Le PS et sa » vision morale « .
Pressé sur sa gauche, le PS fait feu de tout bois pour relayer ou allumer ce malaise social, avec un ton quasiment révolutionnaire, à l’image de sa campagne virale » injuste.be « . Son statut de principal parti francophone et le bilan de l’ère Di Rupo lui confèrent toutefois une responsabilité particulière. » Le PS a la volonté manifeste de développer un sentiment de haine à l’égard de « l’axe du mal » MR/N-VA, analyse Nicolas Baygert, professeur de communication politique à l’Ihecs. C’est préoccupant sur le plan démocratique. Elio Di Rupo s’érige en défenseur d’une vision morale dont lui seul serait le garant. Il tente d’imposer une vision manichéenne de la société et d’augmenter la fracture entre le gouvernement fédéral et les corps intermédiaires, les syndicats, le monde associatif… Le message, c’est : il y a quelqu’un, au 16, qui vous veut du mal. C’est une forme de guérilla permanente, laissant penser que tous les moyens sont bons pour faire tomber la majorité. C’est un message extrêmement destructeur pour la politique dans son ensemble. »

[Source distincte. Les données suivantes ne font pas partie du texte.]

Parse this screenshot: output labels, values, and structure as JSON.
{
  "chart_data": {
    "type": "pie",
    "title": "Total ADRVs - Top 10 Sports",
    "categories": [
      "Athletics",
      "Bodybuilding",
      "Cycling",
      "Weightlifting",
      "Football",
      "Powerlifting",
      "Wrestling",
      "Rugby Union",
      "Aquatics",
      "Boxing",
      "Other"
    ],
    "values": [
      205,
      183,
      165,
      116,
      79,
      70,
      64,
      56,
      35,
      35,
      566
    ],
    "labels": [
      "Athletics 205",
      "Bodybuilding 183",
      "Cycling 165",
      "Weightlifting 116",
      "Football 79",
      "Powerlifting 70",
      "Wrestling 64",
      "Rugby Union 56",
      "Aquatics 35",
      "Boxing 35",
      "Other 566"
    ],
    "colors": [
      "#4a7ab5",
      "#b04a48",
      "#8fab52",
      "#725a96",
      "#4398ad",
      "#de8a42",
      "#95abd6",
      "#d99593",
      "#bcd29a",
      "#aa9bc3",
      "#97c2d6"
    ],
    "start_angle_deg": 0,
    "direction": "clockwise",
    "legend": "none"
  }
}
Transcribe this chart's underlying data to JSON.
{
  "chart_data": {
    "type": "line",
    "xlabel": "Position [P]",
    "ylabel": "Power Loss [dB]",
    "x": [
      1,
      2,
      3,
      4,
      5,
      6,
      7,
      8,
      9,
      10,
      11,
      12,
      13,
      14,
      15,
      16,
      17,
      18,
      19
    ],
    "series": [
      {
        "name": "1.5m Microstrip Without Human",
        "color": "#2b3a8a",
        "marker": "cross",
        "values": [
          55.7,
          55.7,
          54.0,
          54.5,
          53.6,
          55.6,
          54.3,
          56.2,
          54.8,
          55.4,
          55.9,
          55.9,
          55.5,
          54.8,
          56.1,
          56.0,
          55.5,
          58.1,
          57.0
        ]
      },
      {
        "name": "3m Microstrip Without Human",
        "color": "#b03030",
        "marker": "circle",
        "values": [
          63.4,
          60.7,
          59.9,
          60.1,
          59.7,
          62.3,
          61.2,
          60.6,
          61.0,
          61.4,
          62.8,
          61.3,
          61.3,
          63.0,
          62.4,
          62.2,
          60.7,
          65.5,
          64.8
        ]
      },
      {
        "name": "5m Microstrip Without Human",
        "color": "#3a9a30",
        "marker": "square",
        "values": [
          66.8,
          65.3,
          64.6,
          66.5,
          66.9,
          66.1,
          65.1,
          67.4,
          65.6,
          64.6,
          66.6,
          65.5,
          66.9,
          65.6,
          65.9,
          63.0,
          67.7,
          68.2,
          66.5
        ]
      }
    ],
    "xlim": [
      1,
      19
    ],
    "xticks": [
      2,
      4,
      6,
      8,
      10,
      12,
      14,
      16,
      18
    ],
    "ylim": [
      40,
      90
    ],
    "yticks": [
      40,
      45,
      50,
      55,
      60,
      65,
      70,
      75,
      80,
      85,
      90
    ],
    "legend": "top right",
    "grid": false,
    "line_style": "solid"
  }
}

» Les Flamands ont été marqués par la façon très dure dont Laurette Onkelinx a mené l’opposition à la Chambre, prolonge Nicolas Bouteca, politologue à l’université de Gand. Cela donne l’image d’une opposition strictement communautaire, même si je peux entendre Elio Di Rupo quand il assure que ce n’est pas son intention. Les actions syndicales sauvages donnent par ailleurs l’impression que seuls les syndicats wallons font grève, même si ce n’est pas la réalité. Cela nourrit l’idée défendue par la N-VA selon laquelle nous vivons dans deux démocraties séparées. » » Le fédéral devient un terrain d’affrontement entre les deux communautés, acquiesce Nicolas Baygert. Ce que font les leaders francophones, c’est jouer la partition voulue par Bart De Wever. On mine le terrain sur lequel on peut s’entendre. »
Nicolas Bouteca constate d’ailleurs une attitude beaucoup plus nuancée au nord du pays : » En Flandre aussi, la gauche essaie de se faire entendre pour dénoncer les politiques de la majorité. Mais la grande majorité silencieuse approuve cette coalition pour laquelle elle a d’ailleurs voté et est consciente de la nécessité des économies annoncées, sans être forcément contente du saut d’index. La majorité des gens sont convaincus que quelque chose doit se passer pour maintenir le système à flot. »
» Les libertés menacées »
Ce climat délétère nourrit les velléités de riposte souhaitée au sein de certains partis de la majorité, N-VA en tête mais avec des relais sincères au MR : tout doit être fait pour couper durablement le PS du pouvoir fédéral, voire pour limiter à l’avenir la » capacité de nuisance » des syndicats.
Non sans arrogance, le parti nationaliste flamand entend d’ailleurs capitaliser sur le mécontentement suscité au sein de la population par cette agitation sociale. » Les actions syndicales ne peuvent pas se faire au détriment des contribuables « , commentait à la Chambre une de ses nouvelles députées, Inez De Coninck, suite aux grèves sauvages à la SNCB. » Si la FGTB utilise la violence comme moyen d’action, alors je dis qu’il faut lui donner la personnalité juridique « , souligne la députée Zuhal Demir. La remise en cause du statut des syndicats est une longue croisade de la droite décomplexée et pourrait davantage encore mettre le feu aux poudres. » Dès lors que les syndicats se mettent à briser des vitres au quartier général du MR, cela témoigne d’une irresponsabilité qui mène à ce genre de discussions « , constate le vice-Premier ministre Open VLD Alexander De Croo dans l’entretien qu’il a accordé au Vif/L’Express (lire pages 20 et 21).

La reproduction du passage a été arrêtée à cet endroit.